There are also other timebased datas connected to the sensor but captured and stored by myself (pos0_value, pos1_price, pos2_price ). These are values that change on different times due to different events and they're valid from the time I inserted the value to the time I inserted a new one. All these data are important for calculations I need.
So, this was a lot of jibberish talk. For a better understanging, here's the plain data I have:
The actual data:
time | sensor_uuid | sensor_delta | pos0_value | pos1_value | pos2_value |
---|---|---|---|---|---|
2021-06-20 00:00:00 | f5778d7c-46a4-3d6b-8b40-133569cd2f01 | 514.91 | 9.85 | 0.3462 | 19.8263 |
2021-06-23 00:00:00 | f5778d7c-46a4-3d6b-8b40-133569cd2f01 | NULL | NULL | 0.2228 | NULL |
2021-06-27 00:00:00 | f5778d7c-46a4-3d6b-8b40-133569cd2f01 | NULL | NULL | NULL | 18.8928 |
2021-06-30 00:00:00 | f5778d7c-46a4-3d6b-8b40-133569cd2f01 | 560.28 | NULL | NULL | NULL |
What I want to do with these data is the following:
- calculate the daily sensor_delta from the newest to the previous entry (sensor_deltanew)

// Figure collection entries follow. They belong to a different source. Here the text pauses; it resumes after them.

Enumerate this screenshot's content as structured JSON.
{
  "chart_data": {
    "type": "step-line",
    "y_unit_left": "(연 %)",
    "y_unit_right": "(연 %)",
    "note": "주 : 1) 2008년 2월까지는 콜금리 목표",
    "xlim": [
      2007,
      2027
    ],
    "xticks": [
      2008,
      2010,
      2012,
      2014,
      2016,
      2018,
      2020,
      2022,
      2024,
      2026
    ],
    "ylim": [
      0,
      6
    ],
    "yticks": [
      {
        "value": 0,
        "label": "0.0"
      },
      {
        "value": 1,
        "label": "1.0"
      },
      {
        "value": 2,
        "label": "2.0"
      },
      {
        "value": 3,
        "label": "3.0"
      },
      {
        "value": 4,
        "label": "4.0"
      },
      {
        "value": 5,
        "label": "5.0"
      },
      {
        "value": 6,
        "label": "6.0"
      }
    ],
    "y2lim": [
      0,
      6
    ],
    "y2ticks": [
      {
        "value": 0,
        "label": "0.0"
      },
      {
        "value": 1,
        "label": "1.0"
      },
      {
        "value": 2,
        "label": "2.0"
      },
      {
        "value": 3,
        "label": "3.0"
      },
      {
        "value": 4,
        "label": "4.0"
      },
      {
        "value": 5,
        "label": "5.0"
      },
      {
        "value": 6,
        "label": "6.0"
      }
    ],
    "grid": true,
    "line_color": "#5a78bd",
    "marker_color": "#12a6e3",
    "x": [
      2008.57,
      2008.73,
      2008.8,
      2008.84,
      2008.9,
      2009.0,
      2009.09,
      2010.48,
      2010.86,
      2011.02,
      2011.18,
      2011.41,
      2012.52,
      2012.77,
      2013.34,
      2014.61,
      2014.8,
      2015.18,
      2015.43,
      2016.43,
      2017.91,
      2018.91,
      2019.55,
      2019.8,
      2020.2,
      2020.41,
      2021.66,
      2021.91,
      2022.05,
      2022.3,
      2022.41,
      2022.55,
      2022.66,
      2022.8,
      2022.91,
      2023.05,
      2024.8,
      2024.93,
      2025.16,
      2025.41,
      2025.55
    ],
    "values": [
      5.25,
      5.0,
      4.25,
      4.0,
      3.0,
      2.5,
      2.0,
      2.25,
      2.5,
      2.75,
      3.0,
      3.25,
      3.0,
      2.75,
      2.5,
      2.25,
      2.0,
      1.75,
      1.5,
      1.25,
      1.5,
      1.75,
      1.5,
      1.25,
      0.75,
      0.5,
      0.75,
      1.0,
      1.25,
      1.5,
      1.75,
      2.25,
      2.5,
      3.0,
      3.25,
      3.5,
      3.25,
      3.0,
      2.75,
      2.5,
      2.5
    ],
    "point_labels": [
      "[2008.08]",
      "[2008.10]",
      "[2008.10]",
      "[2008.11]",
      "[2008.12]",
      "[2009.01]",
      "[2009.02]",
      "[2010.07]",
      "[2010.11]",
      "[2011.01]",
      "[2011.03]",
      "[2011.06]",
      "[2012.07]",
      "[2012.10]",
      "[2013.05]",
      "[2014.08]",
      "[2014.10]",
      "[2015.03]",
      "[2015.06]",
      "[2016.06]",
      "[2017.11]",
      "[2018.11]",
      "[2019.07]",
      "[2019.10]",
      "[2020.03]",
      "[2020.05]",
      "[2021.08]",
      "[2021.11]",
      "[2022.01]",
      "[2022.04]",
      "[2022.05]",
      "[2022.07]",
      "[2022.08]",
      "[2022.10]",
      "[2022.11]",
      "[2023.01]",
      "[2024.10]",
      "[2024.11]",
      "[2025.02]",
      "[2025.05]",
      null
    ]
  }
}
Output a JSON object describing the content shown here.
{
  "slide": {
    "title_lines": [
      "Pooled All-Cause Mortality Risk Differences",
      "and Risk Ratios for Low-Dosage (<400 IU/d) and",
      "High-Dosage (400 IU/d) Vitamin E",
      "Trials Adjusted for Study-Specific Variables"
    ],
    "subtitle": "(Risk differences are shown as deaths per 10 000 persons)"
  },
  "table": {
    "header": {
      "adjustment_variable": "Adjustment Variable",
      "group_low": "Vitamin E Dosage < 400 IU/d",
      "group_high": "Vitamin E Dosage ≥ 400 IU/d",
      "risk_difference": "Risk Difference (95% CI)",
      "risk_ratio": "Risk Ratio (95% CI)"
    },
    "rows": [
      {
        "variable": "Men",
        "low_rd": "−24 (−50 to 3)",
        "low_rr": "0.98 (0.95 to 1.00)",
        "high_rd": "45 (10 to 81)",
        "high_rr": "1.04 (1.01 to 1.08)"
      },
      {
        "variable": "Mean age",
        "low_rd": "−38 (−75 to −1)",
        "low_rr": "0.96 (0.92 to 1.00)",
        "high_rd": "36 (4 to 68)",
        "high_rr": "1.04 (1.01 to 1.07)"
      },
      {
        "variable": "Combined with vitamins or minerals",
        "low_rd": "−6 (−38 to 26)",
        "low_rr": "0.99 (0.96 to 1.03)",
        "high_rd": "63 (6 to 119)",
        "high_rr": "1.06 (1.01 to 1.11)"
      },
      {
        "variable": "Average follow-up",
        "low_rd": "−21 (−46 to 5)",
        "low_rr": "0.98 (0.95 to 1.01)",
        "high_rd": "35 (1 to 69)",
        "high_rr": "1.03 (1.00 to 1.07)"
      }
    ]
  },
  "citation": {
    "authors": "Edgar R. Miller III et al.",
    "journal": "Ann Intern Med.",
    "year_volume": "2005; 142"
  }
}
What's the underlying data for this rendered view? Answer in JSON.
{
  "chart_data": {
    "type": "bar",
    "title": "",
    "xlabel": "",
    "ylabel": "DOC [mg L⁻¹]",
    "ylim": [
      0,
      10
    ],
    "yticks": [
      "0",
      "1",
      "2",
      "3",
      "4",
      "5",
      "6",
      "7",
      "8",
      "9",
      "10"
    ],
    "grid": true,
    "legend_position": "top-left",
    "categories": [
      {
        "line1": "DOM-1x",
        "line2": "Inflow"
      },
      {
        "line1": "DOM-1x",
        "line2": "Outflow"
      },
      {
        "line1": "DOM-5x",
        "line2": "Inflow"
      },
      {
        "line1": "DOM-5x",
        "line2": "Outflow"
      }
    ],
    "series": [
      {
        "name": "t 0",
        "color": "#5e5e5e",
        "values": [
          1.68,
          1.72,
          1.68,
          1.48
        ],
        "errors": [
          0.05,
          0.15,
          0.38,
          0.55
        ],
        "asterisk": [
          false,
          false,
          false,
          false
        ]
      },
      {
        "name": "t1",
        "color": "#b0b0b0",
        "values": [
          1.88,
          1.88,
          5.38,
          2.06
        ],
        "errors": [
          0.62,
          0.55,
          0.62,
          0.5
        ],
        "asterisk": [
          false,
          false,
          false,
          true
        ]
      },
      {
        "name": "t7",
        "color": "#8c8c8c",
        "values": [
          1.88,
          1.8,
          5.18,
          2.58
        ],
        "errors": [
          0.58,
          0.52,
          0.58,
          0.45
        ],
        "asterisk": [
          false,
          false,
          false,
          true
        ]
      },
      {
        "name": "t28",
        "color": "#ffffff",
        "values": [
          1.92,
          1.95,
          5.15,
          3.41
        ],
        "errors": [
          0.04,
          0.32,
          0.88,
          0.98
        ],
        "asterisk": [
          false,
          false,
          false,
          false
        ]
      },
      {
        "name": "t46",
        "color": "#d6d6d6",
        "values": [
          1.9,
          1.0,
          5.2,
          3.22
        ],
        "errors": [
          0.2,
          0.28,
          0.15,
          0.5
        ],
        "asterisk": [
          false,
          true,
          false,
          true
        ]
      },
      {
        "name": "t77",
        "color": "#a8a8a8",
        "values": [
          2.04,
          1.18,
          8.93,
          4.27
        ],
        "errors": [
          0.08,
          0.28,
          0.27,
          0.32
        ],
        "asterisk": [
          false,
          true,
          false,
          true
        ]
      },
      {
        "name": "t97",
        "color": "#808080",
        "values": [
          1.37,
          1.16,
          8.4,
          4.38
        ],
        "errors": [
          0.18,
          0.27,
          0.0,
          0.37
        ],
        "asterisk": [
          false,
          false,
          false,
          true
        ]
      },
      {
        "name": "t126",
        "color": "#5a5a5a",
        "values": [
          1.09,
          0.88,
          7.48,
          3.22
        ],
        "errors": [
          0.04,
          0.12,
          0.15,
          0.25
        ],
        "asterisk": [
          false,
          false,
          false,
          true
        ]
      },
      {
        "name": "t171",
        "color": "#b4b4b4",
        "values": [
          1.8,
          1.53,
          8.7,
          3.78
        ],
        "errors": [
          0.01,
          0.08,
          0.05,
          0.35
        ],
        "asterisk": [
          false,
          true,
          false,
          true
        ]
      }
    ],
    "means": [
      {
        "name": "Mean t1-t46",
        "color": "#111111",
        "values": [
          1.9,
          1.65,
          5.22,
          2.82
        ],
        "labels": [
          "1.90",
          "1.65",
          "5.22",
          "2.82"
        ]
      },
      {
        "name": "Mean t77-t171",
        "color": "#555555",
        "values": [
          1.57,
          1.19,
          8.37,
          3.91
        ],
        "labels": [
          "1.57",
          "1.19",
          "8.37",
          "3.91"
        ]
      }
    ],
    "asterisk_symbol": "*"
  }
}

- get the valid value for the queried day or time-range
- calculate new data based on the recorded ones for each day
The dates I need:
- calcval1_daily = sensor_delta_daily*pos1_daily+pos0_daily
- calcval2_daily = sensor_delta_daily+pos2_daily+calcval1_daily
day | sensor_delta_daily | pos0_daily | pos1_daily | pos2_daily | calcval1_daily | calcval2_daily |
---|---|---|---|---|---|---|
2021-06-20 | 514.91 | 9.85 | 0.3462 | 19.8263 | 188,111842 | 722,848142 |
2021-06-21 | 56.028 | 9.85 | 0.3462 | 19.8263 | 29,2468936 | 105.1011936 |
2021-06-22 | 56.028 | 9.85 | 0.3462 | 19.8263 | 29,2468936 | 105.1011936 |
2021-06-23 | 56.028 | 9.85 | 0.2228 | 19.8263 | 22,3330384 | 98,1873384 |
2021-06-24 | 56.028 | 9.85 | 0.2228 | 19.8263 | 22,3330384 | 98,1873384 |
2021-06-25 | 56.028 | 9.85 | 0.2228 | 19.8263 | 22,3330384 | 98,1873384 |
2021-06-26 | 56.028 | 9.85 | 0.2228 | 19.8263 | 22,3330384 | 98,1873384 |
2021-06-27 | 56.028 | 9.85 | 0.2228 | 18.8928 | 22,3330384 | 97,2538384 |
2021-06-28 | 56.028 | 9.85 | 0.2228 | 18.8928 | 22,3330384 | 97,2538384 |
2021-06-29 | 56.028 | 9.85 | 0.2228 | 18.8928 | 22,3330384 | 97,2538384 |
2021-06-30 | 56.028 | 9.85 | 0.2228 | 18.8928 | 22,3330384 | 97,2538384 |
2021-07-01 | NULL | 9.85 | 0.2228 | 18.8928 | NULL | NULL |
2021-07-02 | NULL | 9.85 | 0.2228 | 18.8928 | NULL | NULL |
2021-07-03 | NULL | 9.85 | 0.2228 | 18.8928 | NULL | NULL |
As soon as the next sensor_delta has been inserted, the sensor_delta_daily should be updated until 2021-07-01.
I know, this was a lot. I also got my hands on this scenario and the only solution I came up with so far is the Query mentioned above which kinda returns the dataset I want (I left out the pos2_value and calcval2_daily). But the more datapositions I have, the more the Query will stack up and I have a feeling the Query get's reeeally big, unreadable and slow.
Do you have any ideas how to solve this scenario?